AVESSO À VIDA SOCIAL
– Machado de Assis era bastante avesso à vida social. Com a morte da
esposa, isolou-se ainda mais e entrou em profunda depressão. Escreveu
para o amigo Joaquim Nabuco: “Foi-se a melhor parte da minha vida, e
aqui estou só no mundo”. Mas o gênio não se aquieta. No trabalho final
de sua vida, “Memorial de Aires”, ele retornará aos seus enigmas e
duplos sentidos.
A
respeito dos desmandos da elite branca e das nossas instituições,
sempre a serviço exclusivo daquelas, sem ideais de construção de uma
verdadeira Pátria para todos os brasileiros, afirma um Machado de Assis
desiludido: “Tudo é possível abaixo do sol e da lua.
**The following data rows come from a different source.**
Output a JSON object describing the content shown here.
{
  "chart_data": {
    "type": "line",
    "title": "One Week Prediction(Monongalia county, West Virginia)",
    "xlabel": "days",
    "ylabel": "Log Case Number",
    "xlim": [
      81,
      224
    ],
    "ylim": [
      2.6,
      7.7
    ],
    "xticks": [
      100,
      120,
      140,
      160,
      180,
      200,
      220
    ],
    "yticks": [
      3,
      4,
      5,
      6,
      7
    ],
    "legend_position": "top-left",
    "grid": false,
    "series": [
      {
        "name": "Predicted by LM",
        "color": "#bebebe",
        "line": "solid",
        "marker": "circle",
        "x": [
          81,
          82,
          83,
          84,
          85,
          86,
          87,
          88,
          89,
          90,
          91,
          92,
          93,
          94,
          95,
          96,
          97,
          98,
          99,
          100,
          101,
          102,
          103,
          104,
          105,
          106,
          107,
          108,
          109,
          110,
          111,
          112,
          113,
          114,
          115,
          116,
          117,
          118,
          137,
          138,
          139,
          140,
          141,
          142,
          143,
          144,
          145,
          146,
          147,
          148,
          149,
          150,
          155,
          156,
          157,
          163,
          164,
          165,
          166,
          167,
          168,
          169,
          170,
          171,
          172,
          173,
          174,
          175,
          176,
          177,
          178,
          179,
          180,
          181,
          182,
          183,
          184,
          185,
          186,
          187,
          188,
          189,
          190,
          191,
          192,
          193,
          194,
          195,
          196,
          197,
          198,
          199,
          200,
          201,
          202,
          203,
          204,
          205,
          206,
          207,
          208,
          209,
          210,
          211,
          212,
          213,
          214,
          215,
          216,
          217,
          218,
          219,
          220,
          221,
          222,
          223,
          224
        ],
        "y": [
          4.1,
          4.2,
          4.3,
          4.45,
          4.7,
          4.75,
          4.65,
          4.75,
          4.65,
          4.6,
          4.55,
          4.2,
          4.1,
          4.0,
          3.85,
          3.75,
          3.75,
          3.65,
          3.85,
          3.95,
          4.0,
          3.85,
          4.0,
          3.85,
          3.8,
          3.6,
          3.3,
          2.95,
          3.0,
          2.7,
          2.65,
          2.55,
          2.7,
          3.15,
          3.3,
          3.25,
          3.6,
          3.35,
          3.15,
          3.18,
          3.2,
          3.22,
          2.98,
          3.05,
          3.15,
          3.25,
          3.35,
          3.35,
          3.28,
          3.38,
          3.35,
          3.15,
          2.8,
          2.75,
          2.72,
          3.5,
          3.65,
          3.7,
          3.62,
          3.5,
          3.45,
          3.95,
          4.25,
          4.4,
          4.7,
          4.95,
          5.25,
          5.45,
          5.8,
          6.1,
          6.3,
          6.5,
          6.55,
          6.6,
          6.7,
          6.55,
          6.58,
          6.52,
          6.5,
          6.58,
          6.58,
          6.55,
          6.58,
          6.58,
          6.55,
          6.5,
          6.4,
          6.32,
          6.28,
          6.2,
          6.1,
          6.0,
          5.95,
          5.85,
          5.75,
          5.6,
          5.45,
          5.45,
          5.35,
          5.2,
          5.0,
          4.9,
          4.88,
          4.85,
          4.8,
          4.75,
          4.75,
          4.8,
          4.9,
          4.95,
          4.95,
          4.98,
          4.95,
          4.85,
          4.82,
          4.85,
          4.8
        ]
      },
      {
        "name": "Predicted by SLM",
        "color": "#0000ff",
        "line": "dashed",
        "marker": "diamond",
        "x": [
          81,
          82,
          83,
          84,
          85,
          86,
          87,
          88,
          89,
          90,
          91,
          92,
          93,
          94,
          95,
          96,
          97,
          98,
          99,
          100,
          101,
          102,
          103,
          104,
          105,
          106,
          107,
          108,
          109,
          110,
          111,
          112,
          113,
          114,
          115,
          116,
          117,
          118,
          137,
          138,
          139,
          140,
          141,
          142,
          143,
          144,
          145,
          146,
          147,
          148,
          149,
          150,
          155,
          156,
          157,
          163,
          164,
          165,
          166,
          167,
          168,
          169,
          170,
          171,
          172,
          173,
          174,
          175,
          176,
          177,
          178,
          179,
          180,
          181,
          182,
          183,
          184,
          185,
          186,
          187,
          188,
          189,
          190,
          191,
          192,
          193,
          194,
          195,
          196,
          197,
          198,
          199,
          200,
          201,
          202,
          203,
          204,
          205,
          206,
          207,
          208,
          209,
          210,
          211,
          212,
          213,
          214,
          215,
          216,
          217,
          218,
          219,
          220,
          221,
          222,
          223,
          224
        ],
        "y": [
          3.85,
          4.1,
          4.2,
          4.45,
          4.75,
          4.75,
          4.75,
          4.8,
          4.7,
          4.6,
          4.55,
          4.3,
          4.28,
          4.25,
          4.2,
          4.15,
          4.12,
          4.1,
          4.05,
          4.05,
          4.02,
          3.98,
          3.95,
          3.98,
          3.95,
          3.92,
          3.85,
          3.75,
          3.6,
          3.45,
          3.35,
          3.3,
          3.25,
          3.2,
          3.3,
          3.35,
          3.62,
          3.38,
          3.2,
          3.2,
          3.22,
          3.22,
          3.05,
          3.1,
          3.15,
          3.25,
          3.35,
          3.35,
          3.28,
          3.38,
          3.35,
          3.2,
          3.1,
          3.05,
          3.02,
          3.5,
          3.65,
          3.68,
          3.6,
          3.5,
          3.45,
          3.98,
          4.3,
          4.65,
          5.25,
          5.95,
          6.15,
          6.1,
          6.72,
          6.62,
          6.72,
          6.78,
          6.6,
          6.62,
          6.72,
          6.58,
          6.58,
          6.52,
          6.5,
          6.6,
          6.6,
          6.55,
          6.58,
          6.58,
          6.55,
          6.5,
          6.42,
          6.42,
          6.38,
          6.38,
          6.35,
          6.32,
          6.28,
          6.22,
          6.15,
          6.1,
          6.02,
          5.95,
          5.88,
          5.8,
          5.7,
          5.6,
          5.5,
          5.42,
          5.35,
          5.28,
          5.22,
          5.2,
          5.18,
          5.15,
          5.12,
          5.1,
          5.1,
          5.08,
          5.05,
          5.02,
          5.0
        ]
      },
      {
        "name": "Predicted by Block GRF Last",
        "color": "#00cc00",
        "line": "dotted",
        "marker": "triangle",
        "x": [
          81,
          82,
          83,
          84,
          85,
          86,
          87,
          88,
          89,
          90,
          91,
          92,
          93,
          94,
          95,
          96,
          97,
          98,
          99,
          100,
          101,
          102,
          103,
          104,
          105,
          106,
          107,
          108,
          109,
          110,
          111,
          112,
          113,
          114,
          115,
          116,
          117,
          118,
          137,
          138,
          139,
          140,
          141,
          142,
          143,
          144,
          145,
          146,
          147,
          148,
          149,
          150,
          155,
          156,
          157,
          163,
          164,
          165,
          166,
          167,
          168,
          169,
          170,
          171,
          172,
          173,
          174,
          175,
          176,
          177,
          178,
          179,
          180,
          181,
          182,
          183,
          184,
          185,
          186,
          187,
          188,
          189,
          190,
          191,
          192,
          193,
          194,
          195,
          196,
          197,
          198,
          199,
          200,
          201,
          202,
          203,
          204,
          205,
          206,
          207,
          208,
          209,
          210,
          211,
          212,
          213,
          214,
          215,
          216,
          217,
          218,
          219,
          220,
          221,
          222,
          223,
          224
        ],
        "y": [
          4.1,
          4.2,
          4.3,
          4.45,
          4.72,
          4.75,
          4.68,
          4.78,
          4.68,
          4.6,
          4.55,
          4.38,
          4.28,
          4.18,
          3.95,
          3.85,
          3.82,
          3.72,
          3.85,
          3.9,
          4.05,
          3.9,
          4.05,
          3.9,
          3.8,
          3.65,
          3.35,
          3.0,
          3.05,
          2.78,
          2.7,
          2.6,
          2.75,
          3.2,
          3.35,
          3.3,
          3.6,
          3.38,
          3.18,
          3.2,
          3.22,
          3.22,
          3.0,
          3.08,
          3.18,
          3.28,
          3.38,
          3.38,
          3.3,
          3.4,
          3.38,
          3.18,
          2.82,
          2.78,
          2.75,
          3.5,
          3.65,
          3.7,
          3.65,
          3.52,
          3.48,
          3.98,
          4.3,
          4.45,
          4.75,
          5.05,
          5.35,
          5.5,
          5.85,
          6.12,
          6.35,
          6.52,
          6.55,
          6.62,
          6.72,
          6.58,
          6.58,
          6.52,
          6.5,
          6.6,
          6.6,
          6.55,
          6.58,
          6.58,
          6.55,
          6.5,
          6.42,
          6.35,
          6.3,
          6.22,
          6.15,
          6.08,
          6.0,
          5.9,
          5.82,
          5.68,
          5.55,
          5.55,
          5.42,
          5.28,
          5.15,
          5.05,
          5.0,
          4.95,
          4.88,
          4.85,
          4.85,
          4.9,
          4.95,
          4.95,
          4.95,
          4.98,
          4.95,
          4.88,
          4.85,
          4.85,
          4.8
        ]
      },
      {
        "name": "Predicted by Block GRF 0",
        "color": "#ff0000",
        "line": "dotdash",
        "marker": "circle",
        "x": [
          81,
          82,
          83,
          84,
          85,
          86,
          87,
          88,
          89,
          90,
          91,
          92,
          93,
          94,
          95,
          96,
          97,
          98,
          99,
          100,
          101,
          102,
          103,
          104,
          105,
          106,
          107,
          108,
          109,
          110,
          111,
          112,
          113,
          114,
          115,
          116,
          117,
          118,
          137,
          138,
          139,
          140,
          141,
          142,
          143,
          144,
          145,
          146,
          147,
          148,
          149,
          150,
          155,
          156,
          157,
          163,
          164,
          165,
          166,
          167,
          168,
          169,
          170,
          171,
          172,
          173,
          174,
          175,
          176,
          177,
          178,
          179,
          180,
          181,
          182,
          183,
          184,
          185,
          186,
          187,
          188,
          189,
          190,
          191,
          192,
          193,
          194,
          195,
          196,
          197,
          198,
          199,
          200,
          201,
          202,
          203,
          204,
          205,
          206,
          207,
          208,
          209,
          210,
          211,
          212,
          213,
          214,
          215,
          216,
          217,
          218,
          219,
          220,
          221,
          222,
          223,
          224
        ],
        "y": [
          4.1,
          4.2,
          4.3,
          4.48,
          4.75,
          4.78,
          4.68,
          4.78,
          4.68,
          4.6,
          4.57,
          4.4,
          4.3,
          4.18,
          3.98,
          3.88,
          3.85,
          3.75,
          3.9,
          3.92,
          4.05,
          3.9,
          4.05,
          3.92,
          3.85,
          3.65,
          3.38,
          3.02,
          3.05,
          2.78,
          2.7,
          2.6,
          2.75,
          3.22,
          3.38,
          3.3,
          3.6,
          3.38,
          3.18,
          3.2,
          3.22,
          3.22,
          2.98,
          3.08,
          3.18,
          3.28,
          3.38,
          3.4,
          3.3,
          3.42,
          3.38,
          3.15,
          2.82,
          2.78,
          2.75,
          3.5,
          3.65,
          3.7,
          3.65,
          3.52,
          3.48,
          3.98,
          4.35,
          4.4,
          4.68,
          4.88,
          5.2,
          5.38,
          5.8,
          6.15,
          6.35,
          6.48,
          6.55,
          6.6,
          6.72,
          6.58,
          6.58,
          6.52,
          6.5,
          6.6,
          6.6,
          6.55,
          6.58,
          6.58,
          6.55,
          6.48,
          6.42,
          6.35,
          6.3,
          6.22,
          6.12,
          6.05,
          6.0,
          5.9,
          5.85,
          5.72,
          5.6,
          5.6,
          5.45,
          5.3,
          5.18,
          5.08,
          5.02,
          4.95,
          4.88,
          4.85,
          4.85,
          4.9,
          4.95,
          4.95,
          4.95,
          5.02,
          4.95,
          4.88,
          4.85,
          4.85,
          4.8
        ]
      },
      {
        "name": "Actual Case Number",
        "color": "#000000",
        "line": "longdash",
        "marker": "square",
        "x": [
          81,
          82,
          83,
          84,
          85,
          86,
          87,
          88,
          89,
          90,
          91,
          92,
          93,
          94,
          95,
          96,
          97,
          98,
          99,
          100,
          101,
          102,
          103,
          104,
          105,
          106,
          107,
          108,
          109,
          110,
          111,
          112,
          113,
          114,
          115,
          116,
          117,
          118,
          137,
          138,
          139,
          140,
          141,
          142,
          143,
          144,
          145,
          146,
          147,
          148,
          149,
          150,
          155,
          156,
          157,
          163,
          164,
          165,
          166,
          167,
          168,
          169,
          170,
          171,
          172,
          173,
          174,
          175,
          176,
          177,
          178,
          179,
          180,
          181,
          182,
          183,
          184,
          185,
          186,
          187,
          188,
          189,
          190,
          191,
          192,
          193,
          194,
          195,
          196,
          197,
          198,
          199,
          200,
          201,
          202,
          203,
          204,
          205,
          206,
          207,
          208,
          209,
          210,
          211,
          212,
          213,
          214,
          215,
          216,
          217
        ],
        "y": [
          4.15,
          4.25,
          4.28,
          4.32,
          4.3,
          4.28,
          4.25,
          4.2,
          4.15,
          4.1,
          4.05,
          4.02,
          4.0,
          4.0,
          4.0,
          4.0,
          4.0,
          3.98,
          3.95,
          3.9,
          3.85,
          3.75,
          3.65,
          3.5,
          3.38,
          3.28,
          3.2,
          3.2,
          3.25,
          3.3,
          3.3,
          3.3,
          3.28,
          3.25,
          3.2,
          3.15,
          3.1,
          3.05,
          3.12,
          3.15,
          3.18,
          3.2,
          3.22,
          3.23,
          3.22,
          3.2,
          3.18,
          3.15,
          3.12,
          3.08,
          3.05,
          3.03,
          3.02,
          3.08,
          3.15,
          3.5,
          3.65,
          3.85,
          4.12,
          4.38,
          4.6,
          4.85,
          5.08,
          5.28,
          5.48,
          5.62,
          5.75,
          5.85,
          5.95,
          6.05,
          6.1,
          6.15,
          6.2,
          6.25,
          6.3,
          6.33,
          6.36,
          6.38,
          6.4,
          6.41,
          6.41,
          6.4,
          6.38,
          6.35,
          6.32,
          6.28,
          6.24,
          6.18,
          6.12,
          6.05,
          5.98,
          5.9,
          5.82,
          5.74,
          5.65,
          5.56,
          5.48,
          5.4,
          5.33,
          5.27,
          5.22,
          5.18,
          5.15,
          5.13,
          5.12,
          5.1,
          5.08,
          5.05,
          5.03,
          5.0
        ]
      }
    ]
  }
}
A nossa felicidade é
que morremos antes”.
A
última pessoa a visitá-lo foi um jovem intelectual, Astrogildo Pereira,
que anos após lideraria a fundação do Partido Comunista do Brasil.
Enterrado
no cemitério de São João Batista, o féretro de Machado teve cunho
oficial e homenagens do próprio Presidente Afonso Pena. No registro de
óbito, a sociedade preconceituosa ainda o segregaria. A elite qualificou
o nosso Maior Escritor de Todos os Tempos como: “funcionário público,
de cor branca…”
Machado
de Assis faleceu no mesmo dia e hora em que, em Cordesburgo, M.G.,
nascia outro grande escritor brasileiro: João Guimarães Rosa! Era o dia
29 de setembro de 1908, às 3,30 hs. da manhã!